Correct Answer - Option 4 : 150 ohm
Concept:
\({{Z}_{in}}={{Z}_{0}}\left( \frac{{{Z}_{L}}+j{{Z}_{0}}\tan \beta l}{{{Z}_{0}}+j{{Z}_{L}}\tan \beta l} \right)\)
\(\because \beta =\frac{2\pi }{\lambda }\), at a quarter \(\left( \frac{\lambda }{4} \right)\) distance away,
\({{Z}_{in}}={{Z}_{0}}\frac{\left( {{Z}_{L}}+j{{Z}_{0}}\tan \left( \frac{2\pi }{\lambda }.\frac{\lambda }{4} \right) \right)}{\left( {{Z}_{0}}+j{{Z}_{L}}\tan \left( \frac{2\pi }{\lambda }.\frac{\lambda }{4} \right) \right)}\)

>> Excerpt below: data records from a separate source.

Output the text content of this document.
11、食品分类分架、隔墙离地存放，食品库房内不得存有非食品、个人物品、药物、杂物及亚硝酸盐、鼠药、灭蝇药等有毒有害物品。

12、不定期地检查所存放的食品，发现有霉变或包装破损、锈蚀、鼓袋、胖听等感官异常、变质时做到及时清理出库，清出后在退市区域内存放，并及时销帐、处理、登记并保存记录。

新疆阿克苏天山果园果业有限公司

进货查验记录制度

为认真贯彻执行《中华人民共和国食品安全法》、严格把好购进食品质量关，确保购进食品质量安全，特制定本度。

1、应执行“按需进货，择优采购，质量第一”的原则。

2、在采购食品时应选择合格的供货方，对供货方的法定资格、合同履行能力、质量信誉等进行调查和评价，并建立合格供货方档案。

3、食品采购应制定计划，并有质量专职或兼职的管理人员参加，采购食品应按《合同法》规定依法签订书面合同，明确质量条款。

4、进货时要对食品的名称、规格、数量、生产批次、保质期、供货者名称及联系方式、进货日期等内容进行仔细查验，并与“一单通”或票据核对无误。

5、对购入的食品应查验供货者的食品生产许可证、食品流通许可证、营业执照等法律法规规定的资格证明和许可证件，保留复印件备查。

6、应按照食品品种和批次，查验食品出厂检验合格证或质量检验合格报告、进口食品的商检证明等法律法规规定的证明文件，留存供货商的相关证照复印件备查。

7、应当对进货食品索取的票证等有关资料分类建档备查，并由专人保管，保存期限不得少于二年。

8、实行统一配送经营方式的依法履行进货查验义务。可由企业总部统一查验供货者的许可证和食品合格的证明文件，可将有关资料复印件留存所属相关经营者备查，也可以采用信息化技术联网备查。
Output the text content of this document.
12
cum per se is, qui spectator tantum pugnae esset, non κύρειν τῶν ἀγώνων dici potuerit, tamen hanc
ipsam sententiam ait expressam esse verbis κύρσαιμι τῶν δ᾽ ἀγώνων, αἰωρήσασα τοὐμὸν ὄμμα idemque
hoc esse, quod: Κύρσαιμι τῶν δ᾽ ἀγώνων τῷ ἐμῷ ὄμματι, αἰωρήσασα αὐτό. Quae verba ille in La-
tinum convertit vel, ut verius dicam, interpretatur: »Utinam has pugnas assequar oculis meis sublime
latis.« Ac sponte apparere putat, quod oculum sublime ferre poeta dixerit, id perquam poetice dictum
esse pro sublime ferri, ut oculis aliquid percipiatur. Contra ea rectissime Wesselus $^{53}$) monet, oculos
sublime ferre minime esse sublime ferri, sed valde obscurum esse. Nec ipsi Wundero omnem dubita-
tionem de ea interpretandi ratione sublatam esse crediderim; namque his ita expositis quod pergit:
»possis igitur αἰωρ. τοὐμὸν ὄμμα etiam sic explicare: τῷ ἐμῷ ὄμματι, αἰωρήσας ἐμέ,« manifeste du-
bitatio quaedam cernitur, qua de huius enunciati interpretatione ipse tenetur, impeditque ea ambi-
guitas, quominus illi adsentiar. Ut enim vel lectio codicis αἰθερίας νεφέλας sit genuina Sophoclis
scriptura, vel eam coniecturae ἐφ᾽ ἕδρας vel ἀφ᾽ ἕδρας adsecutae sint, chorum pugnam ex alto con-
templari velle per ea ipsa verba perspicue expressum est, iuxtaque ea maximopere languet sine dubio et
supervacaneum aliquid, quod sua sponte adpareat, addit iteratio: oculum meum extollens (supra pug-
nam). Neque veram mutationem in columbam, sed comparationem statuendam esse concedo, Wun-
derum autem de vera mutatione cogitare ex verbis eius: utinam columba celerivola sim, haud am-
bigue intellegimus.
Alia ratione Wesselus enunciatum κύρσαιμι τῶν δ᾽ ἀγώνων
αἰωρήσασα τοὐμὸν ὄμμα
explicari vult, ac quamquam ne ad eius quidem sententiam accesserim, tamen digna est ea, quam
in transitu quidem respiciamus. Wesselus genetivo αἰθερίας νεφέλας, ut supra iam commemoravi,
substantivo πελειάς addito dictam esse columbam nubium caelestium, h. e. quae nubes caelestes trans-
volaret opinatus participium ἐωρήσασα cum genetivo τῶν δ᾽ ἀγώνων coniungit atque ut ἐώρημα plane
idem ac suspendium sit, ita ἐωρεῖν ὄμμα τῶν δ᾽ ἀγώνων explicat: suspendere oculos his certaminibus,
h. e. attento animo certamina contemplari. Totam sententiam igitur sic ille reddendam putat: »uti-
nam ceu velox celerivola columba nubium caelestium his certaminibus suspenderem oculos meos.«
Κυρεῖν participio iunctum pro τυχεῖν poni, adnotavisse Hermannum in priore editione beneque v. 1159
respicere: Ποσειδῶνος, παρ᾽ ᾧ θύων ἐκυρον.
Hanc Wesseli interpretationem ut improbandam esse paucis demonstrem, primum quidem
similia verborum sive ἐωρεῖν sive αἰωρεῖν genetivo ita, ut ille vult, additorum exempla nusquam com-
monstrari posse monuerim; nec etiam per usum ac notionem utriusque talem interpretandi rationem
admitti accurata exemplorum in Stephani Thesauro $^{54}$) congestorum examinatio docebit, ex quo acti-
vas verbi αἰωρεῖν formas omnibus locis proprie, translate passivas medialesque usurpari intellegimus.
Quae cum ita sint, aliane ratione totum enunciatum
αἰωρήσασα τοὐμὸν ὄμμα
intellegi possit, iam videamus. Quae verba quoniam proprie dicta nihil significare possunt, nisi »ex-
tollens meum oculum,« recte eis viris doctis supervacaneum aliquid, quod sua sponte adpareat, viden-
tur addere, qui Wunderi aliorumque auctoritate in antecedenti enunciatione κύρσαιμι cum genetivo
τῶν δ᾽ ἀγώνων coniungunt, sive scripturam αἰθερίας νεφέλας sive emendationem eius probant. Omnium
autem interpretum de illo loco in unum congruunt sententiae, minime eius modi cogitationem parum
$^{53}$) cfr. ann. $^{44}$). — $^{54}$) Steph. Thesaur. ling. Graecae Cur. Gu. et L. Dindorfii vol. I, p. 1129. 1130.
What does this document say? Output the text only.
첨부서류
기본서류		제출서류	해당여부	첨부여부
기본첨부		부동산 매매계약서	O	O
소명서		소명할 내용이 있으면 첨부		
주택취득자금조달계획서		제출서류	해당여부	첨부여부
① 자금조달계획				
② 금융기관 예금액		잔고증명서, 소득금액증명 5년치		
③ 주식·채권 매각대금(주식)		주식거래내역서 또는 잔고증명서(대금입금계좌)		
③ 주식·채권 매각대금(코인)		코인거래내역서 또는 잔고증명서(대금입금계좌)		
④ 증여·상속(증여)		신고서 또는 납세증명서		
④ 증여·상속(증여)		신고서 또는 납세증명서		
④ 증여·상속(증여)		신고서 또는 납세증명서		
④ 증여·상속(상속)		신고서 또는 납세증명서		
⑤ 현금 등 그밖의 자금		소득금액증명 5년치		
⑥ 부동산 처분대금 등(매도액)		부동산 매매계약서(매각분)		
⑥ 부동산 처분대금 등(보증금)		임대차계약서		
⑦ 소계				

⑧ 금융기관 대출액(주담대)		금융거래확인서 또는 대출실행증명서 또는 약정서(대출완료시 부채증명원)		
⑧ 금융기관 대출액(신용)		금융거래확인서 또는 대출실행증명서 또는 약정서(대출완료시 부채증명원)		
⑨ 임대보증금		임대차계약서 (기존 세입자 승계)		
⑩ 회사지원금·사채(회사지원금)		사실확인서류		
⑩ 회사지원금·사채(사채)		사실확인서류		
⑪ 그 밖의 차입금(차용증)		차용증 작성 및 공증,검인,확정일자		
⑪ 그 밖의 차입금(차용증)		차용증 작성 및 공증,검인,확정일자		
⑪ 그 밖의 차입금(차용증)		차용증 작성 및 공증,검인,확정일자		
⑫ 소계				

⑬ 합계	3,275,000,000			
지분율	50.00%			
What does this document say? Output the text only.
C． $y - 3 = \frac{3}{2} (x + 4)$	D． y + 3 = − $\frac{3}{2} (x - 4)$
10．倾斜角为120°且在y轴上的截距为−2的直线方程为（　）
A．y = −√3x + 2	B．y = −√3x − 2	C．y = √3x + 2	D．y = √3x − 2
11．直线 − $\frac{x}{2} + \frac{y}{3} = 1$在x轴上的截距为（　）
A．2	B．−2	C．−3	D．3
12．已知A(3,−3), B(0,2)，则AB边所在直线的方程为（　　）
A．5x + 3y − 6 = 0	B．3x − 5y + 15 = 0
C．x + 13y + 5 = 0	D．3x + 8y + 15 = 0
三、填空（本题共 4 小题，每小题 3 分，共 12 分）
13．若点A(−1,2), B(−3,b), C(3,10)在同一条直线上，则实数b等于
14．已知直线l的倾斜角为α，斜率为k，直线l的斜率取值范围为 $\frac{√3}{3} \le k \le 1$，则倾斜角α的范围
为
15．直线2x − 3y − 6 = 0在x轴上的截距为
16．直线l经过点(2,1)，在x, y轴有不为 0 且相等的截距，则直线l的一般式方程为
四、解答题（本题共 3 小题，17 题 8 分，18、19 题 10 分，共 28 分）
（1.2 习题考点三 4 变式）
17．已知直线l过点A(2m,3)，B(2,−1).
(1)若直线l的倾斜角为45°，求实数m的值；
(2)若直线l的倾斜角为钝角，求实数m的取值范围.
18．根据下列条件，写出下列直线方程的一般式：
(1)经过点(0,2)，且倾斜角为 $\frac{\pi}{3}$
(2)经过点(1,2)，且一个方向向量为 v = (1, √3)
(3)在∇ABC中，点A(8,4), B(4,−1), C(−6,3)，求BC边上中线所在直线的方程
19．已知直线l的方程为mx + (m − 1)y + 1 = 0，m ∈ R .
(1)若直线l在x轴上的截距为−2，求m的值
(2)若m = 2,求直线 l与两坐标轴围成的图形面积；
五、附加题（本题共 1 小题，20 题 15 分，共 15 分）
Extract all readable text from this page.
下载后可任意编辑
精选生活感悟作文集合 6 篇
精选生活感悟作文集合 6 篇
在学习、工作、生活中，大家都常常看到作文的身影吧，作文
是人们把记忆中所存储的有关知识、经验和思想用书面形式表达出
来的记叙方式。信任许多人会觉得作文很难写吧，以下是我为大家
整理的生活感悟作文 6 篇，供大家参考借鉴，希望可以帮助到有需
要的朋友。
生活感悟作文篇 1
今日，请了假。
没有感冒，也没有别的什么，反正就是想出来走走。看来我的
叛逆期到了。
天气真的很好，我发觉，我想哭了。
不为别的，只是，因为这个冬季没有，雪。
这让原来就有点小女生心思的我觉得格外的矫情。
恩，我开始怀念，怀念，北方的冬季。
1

\({{Z}_{in}}=\frac{Z_{0}^{2}}{{{Z}_{L}}}\)
Calculation:
Given, ZL = 225 Ω
Zin = 100 Ω
\({{Z}_{in}}=\frac{Z_{0}^{2}}{{{Z}_{L}}}\)
Putting on the respective values and solving for Z0, we get:
Z02 = Zin × ZL
Z02 = 100 × 225 = 22500
Z0 = 150 Ω
So the quarter-wave transformer should have a characteristic impedance of 150 Ω.